Or how about mixing ember tetras with bleeding heart tetras? Or maybe lemon with bleeding heart tetras? I'm still going to choose the ember tetras as my main school fish, but I wanna try and add another schooling fish too. Like mixing 10 ember tetras and 6-8 "other" tetra specie.

Or Lemon tetras with either harlequin rasboras or ember tetras!!! XD. *hides*


----------



## lilnaugrim (Mar 27, 2013)

For Tetra's, it doesn't matter how many ou have in a shoal unlike Tiger Barbs, they will always nip. I had a lovely school of 9 Long Fin Serpae Tetras, very similar to the Bleeding Hearts; I had one top-dog who seriously picked on EVERYONE's fins, not even just the Tetras. He picked on the rainbows, the Betta, the cories, even the little Otos! Terrible! I have 3 left that I keep meaning to scoop out and send back to the LFS. They're beautiful but not worth the stress!!

As long as you have the minimum 6 for the single species, you can mix. HOWEVER, I would not mix micro fish with larger fish like the Embers and the Bleeding Hearts. All micro fish feel tooooons better when you have more like 12 of them and up. They'll school loosely and hang out together and give you a much better color. If you go less than 10 or so, they tend to hide more often and not get as bright of red.

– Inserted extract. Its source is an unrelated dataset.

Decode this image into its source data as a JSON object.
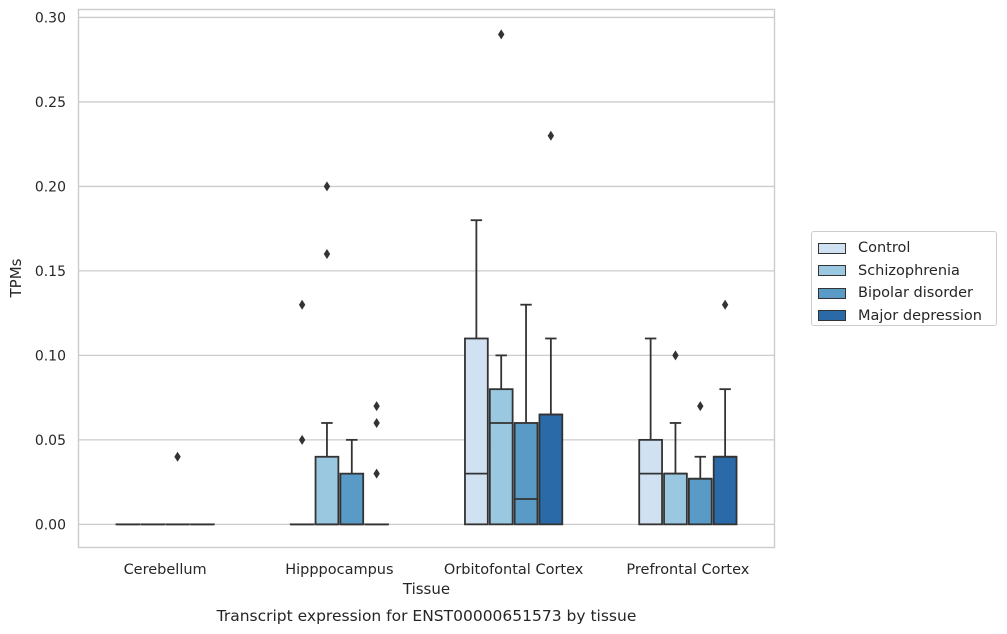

You CAN do Harlequins and Embers though, Harlequins get a little bigger than Embers but not as much as the larger Tetras will. Or if you can find Espei Rasbora, those stay the same size as Embers and will look great with them.


----------



## Gariana (Jul 22, 2015)

I have a mix of espei and hengel's rasbora in my community tank. Absolutely gorgeous fish, espei are deep burning orange and hengel's silver with a slim neon orange stripe. As a group of 17 they look lovely, stay at the top half of the tank and never bother anyone.


----------



## manami (Feb 4, 2012)

Wow! The espei are prettier than the Harlequin Rasbora! But I haven't seen a espei rasbora here before...I hope I can find them >_<. I was recommended to check out two different LFS that sells supposedly more variety of fish. I'm gonna cross my fingers hoping to find the espei there. If not then I'll just get 12-15 ember ember.

I'm wondering...if I buy the finnex Monster Ray led light will it help the red color of the embers pop up more? And not just the fish's colors but also the plants looking better and maybe getting more light for the plants...especially the red ones.


----------